[fpc-devel] Parallel processing in the compiler

Mon Sep 6 05:22:32 CEST 2010

Florian Klämpfl schrieb:

>> Right, that's how it *should* be designed. But try to find out why the
>> code generation is added, when variables like current_filepos or
>> current_tokenpos are moved into TModule (current_module) :-(
> 
> Why should current_filepos and current_tokenpos go into TModule? They
> can be perfectly threadvars.

Good point. So would it be sufficient to retype all such variables as 
threadvar, in order to make parallel processing (threads) possible?

I have no real idea, how in such a model the initialization of the 
threadvars has to be implemented. That's why I try to assign all 
state-related variables to a definite object, whose reference can be 
easily copied (or moved?) into any created thread.

Then we also have to draw a border, between possible parallel and still 
required sequential processing. Sequential processing must be used for 
all output, be binary or log files. Also encountered errors must be 
reported from the originating thread to all related (main and other) 
threads, when they require to stop and shut down compilation in an 
orderly manner.

> Further, I don't see them fitting into
> TModule, they describe not the state of a module but are part of the
> compilation state. Even more, consider several threads compiling
> different procedure of one module: putting current_filepos and
> current_tokenpos into TModule won't work in this case.

Right, but I see no chance for such parallelism, before all related 
variables have been found. See my questions about just these variables, 
and the according tfileposinfo values in several objects.

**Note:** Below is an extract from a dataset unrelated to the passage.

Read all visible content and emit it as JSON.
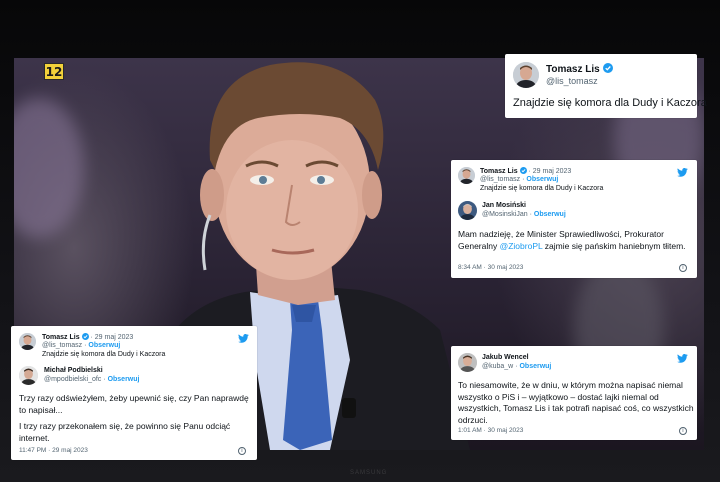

Parallel code generation requires that the cg is separated from parsing, 
so that the next procedure can be parsed while the previously parsed 
procedures are compiled.

>> The last change was to remove ppudump from the Makefile, and this proved
>> that so far only ppudump is sensitive to changes in the compiler
> internals.
> 
> Guess why I'am sceptical that it's usefull to use the compiler parser
> for other purposes like code tools or documentation: probably once per
> week a simple compiler change breaks this external usage (we made this
> experience ten years ago ;) ).

I've postponed that initial motivation, to the end of all other 
refactoring. Apart from parallelism I see more chances for the 
introduction of really new features in other places, like multiple 
front-ends. Such projects require a separation of the mere parser from 
the rest of the infrastructure, i.e. the handling of all symbols, 
creation of nodes, etc. have to be moved into new and commonly usable 
interfaces. After that step it also would be easy, and could break 
nothing in the compiler, when a no-cpu target is added to the target 
specific back-ends.

> How we can continue? I'll see if I find within the next week time (I
> were on holiday for one week) to review the noglobals changes and how we
> can split them into usable parts.

IMO the most important decision is about the general direction of the 
refactoring. Do we want more OO (encapsulation), more codegen 
separation, or what else. IMO encapsulation is the most useful first 
step, towards any other goal. The current compiler "structure" is 
dictated by purely *formal* aspects (unit dependencies), and does not 
reflect the *logical* dependencies between objects, variables, 
procedures etc. This lack of logical structure, next lack of up-to-date 
documentation, is the most annoying problem with *every* compiler 
enhancement attempt.

DoDi